Ode to the Kitchen Table
Today my daughter napped, and I meal planned for the week. I put together my Walmart pickup order and made dinner while my son did crafts at the kitchen table.
He talked to me about his animal stickers. Then he wandered off to play with his trains independently. A few minutes later, he came back to tell me about the trains. Then back to play. Then back to talk about stickers again.
Nothing extraordinary happened.
But it felt important.
As I looked around our tiny apartment, my eyes landed on our kitchen table. I started thinking about how much life happens there. It’s the center of our home.

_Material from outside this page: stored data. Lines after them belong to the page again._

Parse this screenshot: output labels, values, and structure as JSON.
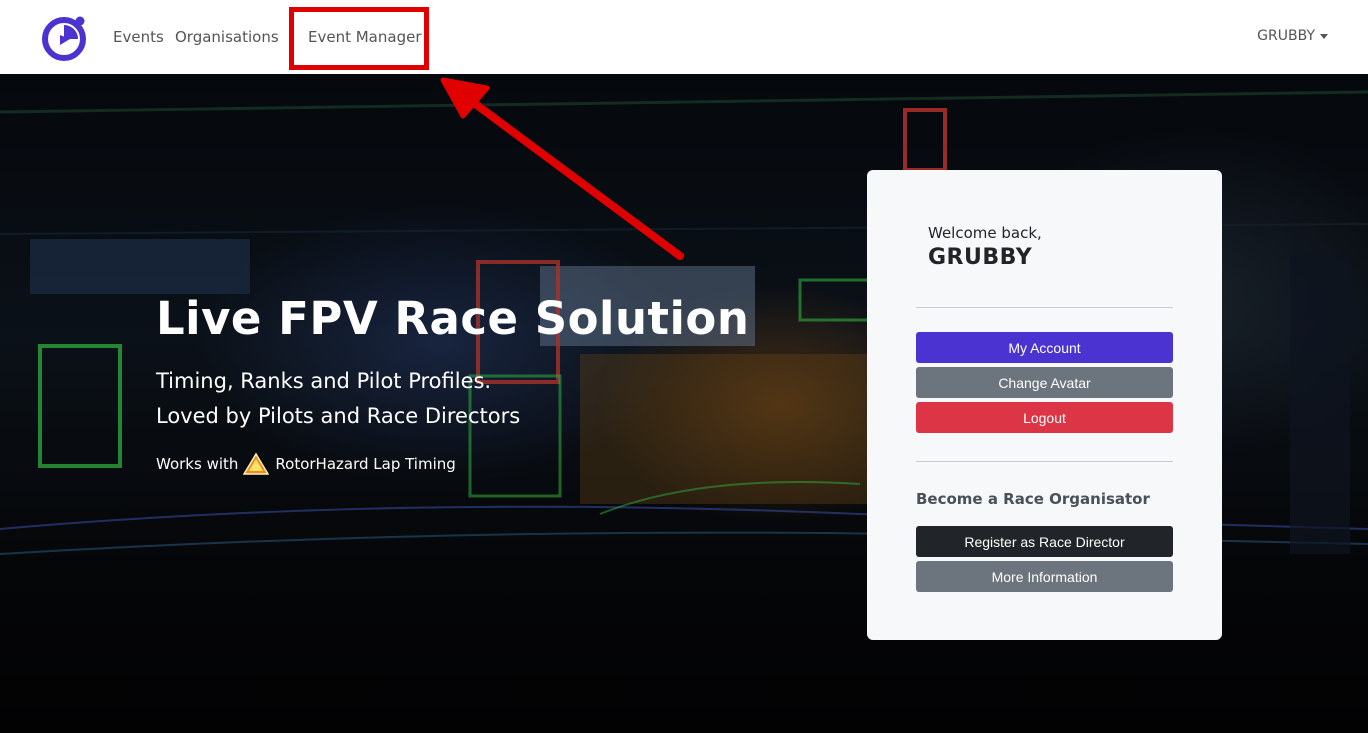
{
  "nav": {
    "links": [
      "Events",
      "Organisations",
      "Event Manager"
    ],
    "user": "GRUBBY"
  },
  "hero": {
    "title": "Live FPV Race Solution",
    "subtitle_1": "Timing, Ranks and Pilot Profiles.",
    "subtitle_2": "Loved by Pilots and Race Directors",
    "works_with": "Works with",
    "timing_system": "RotorHazard Lap Timing"
  },
  "card": {
    "welcome": "Welcome back,",
    "username": "GRUBBY",
    "buttons": {
      "my_account": "My Account",
      "change_avatar": "Change Avatar",
      "logout": "Logout",
      "register": "Register as Race Director",
      "more_info": "More Information"
    },
    "org_heading": "Become a Race Organisator"
  },
  "colors": {
    "brand": "#4a33d1",
    "danger": "#dc3545",
    "secondary": "#6c757d",
    "dark": "#212529",
    "annotation": "#e00000"
  },
  "icons": {
    "logo": "stopwatch-logo-icon",
    "rotorhazard": "rotorhazard-warning-icon",
    "user_caret": "caret-down-icon"
  }
}
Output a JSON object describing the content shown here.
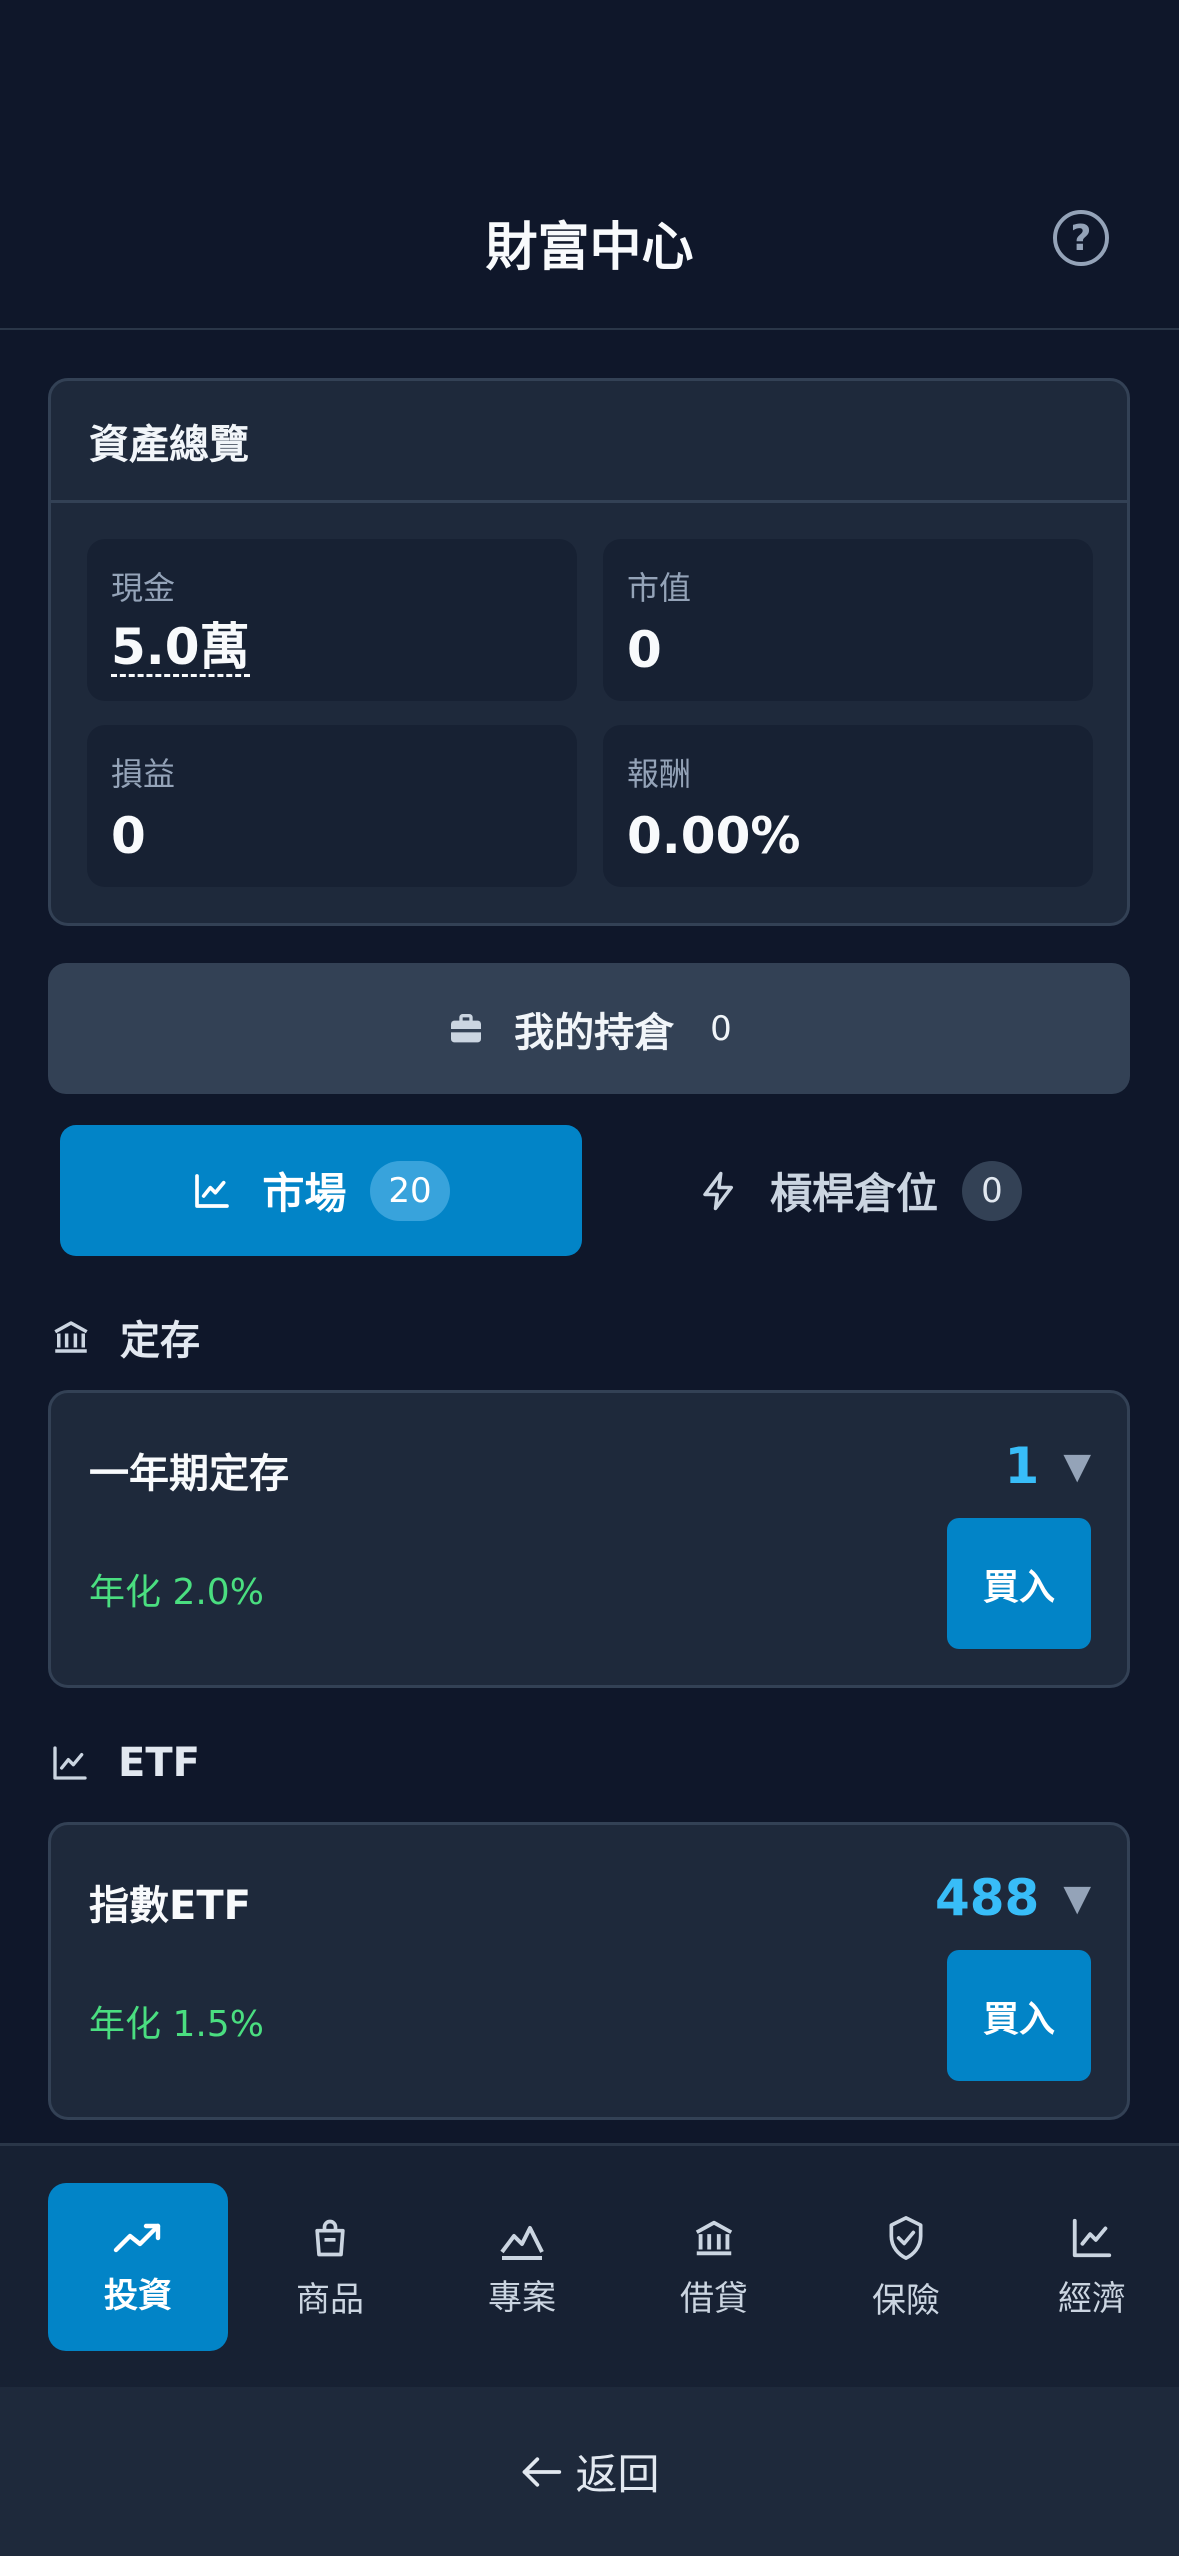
{
  "header": {
    "title": "財富中心",
    "help_icon": "?"
  },
  "overview": {
    "title": "資產總覽",
    "stats": [
      {
        "label": "現金",
        "value": "5.0萬"
      },
      {
        "label": "市值",
        "value": "0"
      },
      {
        "label": "損益",
        "value": "0"
      },
      {
        "label": "報酬",
        "value": "0.00%"
      }
    ]
  },
  "holdings": {
    "label": "我的持倉",
    "count": "0",
    "icon": "briefcase-icon"
  },
  "tabs": [
    {
      "label": "市場",
      "badge": "20",
      "icon": "chart-line-icon",
      "active": true
    },
    {
      "label": "槓桿倉位",
      "badge": "0",
      "icon": "lightning-icon",
      "active": false
    }
  ],
  "sections": [
    {
      "title": "定存",
      "icon": "bank-icon",
      "card": {
        "name": "一年期定存",
        "qty": "1",
        "rate": "年化 2.0%",
        "buy_label": "買入"
      }
    },
    {
      "title": "ETF",
      "icon": "chart-line-icon",
      "card": {
        "name": "指數ETF",
        "qty": "488",
        "rate": "年化 1.5%",
        "buy_label": "買入"
      }
    }
  ],
  "nav": [
    {
      "label": "投資",
      "icon": "trending-up-icon",
      "active": true
    },
    {
      "label": "商品",
      "icon": "shopping-bag-icon"
    },
    {
      "label": "專案",
      "icon": "area-chart-icon"
    },
    {
      "label": "借貸",
      "icon": "bank-icon"
    },
    {
      "label": "保險",
      "icon": "shield-check-icon"
    },
    {
      "label": "經濟",
      "icon": "chart-line-icon"
    }
  ],
  "back": {
    "label": "返回",
    "icon": "arrow-left-icon"
  },
  "colors": {
    "accent": "#0284c7",
    "positive": "#4ade80",
    "qty": "#38bdf8",
    "background": "#0f172a",
    "card": "#1e293b"
  }
}
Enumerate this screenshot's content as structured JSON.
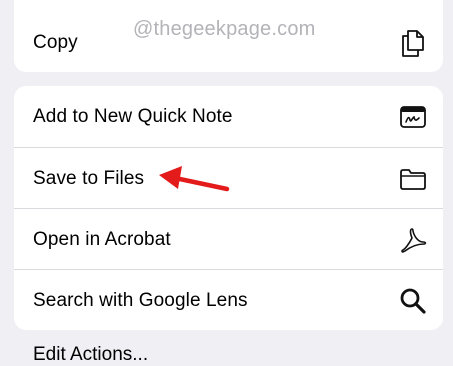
{
  "watermark": "@thegeekpage.com",
  "copy_group": {
    "copy_label": "Copy",
    "copy_icon": "copy-documents-icon"
  },
  "actions": [
    {
      "label": "Add to New Quick Note",
      "icon": "quick-note-icon"
    },
    {
      "label": "Save to Files",
      "icon": "folder-icon"
    },
    {
      "label": "Open in Acrobat",
      "icon": "acrobat-icon"
    },
    {
      "label": "Search with Google Lens",
      "icon": "magnifying-glass-icon"
    }
  ],
  "partial_item_label": "Edit Actions...",
  "annotation": {
    "arrow_color": "#e31b1b",
    "target": "Save to Files"
  }
}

In college, I majored in psychology and took a few Marriage and Family Studies classes. I remember learning about how gathering around the dinner table was strongly connected to healthy, functional family systems. I understood it in theory. I knew not every family can gather every night because of work, schedules, and different stages of life.
But now I see it.
This afternoon, that table was a crafting station that let my son stay close to me while still playing independently. At dinner, it becomes the place where we talk about our days and make sure little bodies are getting the nutrients they need. (We’re currently in an “only sandwich” phase over here for my son.) It’s where we notice if someone isn’t eating enough. It’s where we practice communicating as a family.
It’s where we play games.
It’s where my husband and I have important conversations about our future.
It’s where plans are made and memories are built.
Really, what the kitchen table provides is a gathering place.
A place where we can simply be in the same room at the same time.
And today I had the thought:
If my kitchen table could talk, what would it say?
I think it would say, “You’re building something here.”